Britain needs new nuclear build, replacing the existing nuclear plants which are due to be phased out, in order to maintain the diversity of our energy supply, and on environmental grounds. Nuclear power is the only proven form of low carbon and low emission energy, other than hydro-electric power, which provides a steady supply of electricity 24 hours a day regardless of the weather.
If the price of carbon emissions is too low, there will not be enough incentives to move power generation in the right direction for either energy security or to reduce damage to the environment. Indeed, for this very reason, the British government has promised to work to ensure that the price of carbon does not drop below a certain minimum "floor" level. If the price of carbon is too low, we will not get new nuclear build, and for the reasons explained above I think new nuclear build should be one of the important elements of Britain's energy policy.

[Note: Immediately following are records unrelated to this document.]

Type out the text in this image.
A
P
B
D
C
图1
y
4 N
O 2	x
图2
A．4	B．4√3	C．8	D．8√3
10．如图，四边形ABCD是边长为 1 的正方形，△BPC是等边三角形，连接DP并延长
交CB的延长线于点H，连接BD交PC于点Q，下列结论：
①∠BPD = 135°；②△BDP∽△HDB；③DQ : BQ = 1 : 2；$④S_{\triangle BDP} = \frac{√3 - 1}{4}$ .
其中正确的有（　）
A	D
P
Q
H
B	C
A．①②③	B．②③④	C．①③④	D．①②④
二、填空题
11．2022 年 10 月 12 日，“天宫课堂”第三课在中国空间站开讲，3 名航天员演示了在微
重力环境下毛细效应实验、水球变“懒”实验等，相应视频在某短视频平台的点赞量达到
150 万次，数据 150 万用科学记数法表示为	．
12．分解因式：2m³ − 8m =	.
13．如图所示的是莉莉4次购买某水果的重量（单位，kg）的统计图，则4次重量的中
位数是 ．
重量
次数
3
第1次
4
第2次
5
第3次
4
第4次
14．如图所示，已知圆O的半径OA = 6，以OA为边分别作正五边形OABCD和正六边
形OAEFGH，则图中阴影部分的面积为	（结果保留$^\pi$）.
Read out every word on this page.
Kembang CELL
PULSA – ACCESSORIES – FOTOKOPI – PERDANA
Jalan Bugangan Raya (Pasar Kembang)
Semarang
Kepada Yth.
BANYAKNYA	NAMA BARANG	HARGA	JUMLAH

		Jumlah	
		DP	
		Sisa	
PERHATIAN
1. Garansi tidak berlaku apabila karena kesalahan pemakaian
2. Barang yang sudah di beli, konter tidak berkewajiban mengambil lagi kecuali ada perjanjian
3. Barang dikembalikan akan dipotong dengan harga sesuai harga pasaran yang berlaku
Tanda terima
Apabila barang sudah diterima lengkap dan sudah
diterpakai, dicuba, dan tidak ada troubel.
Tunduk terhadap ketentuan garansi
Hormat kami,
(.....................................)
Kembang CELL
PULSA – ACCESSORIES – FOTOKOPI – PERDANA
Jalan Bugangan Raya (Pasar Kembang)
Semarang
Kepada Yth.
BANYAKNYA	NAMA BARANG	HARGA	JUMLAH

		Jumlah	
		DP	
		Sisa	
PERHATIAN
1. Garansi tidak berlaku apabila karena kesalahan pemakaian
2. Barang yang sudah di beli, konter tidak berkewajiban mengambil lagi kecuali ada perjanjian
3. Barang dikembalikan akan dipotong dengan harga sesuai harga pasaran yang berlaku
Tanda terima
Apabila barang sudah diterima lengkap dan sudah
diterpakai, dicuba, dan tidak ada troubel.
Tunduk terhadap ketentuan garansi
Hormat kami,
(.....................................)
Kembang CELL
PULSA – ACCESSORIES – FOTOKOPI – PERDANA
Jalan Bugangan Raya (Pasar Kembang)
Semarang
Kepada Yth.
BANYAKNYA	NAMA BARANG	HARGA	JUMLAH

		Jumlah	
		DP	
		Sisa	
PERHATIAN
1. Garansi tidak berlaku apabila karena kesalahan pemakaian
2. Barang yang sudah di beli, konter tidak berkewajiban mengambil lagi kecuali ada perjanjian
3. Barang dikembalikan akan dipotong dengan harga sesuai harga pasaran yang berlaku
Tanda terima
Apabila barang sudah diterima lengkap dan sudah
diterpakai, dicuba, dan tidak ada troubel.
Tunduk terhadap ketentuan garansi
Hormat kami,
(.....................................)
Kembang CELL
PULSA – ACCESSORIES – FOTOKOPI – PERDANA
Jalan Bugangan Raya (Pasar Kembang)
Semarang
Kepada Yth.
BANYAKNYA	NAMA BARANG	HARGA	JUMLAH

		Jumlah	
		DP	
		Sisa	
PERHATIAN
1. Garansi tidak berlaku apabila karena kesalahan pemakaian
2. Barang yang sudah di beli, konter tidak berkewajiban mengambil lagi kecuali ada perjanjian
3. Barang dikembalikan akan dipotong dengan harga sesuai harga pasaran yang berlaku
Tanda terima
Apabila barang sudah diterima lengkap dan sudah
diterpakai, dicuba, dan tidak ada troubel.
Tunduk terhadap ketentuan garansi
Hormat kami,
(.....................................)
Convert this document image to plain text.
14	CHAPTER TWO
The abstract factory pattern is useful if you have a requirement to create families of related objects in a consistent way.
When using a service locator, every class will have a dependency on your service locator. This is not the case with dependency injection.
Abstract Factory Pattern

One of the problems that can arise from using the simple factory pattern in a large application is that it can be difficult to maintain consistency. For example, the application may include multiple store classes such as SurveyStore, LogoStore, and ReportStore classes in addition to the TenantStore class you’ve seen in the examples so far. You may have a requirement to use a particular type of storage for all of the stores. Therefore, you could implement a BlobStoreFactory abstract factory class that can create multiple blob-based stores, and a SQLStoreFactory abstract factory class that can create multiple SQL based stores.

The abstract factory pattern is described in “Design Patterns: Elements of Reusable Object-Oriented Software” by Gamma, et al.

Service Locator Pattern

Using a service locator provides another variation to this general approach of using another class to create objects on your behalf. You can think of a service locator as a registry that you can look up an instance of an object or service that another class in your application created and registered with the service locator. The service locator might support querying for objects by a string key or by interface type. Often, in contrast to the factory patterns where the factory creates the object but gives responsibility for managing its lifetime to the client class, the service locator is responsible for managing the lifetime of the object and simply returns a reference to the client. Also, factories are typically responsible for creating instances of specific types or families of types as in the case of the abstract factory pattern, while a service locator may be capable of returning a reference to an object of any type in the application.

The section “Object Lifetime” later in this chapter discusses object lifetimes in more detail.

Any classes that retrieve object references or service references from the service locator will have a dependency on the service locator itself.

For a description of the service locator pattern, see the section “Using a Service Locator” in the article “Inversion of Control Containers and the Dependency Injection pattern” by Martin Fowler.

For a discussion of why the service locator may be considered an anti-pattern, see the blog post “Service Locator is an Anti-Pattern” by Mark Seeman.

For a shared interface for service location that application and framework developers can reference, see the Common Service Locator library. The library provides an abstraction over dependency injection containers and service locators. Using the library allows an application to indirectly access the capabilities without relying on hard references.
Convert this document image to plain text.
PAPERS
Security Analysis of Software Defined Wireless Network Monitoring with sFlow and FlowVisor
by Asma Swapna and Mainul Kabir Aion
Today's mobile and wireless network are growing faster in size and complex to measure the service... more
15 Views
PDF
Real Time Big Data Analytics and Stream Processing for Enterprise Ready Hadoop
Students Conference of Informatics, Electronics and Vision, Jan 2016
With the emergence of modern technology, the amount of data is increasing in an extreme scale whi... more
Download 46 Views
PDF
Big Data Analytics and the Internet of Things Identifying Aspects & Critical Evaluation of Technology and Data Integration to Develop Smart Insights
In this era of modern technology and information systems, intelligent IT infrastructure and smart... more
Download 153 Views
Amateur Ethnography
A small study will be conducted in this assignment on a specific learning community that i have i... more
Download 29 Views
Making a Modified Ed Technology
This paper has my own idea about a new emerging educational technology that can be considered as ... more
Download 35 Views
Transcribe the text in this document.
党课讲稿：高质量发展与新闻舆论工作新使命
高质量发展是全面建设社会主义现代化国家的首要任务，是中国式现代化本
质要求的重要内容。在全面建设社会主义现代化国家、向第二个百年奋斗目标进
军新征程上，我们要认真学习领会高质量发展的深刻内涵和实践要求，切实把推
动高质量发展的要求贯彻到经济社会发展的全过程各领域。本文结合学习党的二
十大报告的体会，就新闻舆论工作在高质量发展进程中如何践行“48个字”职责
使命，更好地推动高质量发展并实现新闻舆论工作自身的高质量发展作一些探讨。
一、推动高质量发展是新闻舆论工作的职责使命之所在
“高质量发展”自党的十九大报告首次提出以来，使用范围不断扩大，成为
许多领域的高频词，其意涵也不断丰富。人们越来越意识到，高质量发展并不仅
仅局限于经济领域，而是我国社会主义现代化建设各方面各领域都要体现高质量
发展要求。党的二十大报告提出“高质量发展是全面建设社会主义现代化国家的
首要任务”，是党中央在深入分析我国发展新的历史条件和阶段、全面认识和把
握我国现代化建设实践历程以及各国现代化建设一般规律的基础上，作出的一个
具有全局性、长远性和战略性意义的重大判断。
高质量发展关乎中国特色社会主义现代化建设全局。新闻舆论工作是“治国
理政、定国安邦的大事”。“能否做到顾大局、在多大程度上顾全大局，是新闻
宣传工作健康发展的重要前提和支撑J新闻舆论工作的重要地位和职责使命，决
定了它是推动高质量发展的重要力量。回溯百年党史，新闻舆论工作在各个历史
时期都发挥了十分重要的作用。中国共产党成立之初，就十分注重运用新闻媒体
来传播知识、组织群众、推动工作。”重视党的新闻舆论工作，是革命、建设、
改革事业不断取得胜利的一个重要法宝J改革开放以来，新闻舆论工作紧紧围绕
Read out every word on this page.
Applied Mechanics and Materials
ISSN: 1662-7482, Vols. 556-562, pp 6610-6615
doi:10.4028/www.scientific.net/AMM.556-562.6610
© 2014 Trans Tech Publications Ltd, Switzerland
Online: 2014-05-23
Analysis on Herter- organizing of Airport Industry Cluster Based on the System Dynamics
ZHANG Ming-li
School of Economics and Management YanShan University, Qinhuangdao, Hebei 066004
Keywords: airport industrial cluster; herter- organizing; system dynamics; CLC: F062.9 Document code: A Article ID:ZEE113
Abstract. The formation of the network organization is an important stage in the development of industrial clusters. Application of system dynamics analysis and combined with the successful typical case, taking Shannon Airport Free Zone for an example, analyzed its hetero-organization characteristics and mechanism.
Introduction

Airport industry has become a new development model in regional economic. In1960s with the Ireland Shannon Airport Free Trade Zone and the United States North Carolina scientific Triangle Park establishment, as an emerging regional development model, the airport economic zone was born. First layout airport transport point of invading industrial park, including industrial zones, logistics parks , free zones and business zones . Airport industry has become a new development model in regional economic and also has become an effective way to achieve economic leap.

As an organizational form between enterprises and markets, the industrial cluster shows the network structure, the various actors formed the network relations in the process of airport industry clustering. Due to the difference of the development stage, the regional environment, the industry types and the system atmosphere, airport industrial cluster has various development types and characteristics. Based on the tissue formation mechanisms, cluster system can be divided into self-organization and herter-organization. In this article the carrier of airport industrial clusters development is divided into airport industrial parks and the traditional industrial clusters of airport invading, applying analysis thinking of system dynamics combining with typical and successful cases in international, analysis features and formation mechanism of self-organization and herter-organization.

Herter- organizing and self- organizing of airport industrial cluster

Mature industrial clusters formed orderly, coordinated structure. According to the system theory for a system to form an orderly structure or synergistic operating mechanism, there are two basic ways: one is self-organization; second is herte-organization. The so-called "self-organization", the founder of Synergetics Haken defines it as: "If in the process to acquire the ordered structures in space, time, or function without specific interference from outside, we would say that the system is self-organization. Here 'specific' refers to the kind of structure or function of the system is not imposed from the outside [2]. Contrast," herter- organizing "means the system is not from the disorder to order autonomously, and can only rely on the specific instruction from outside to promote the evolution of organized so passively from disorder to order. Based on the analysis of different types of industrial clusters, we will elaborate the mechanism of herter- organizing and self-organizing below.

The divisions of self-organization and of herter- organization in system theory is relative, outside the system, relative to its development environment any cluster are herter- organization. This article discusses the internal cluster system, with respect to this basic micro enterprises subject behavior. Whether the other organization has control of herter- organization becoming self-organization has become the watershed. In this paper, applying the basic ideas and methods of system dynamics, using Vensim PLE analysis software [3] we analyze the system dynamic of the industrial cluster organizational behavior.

However, if the price of carbon is too high, and particularly if it is suddenly shoved upwards, there could be a damaging rise in the cost of energy, impacting on the price of fuel, heating and light to homes and businesses at just the wrong moment for our economy. Britain cannot afford to put a brake on economic recovery in that way, and neither can the rest of Europe.
Therefore I favour a policy of gradually reducing the number of carbon emission licenses and increasing their price, in a phased way, slowly enough to avoid causing energy price shocks.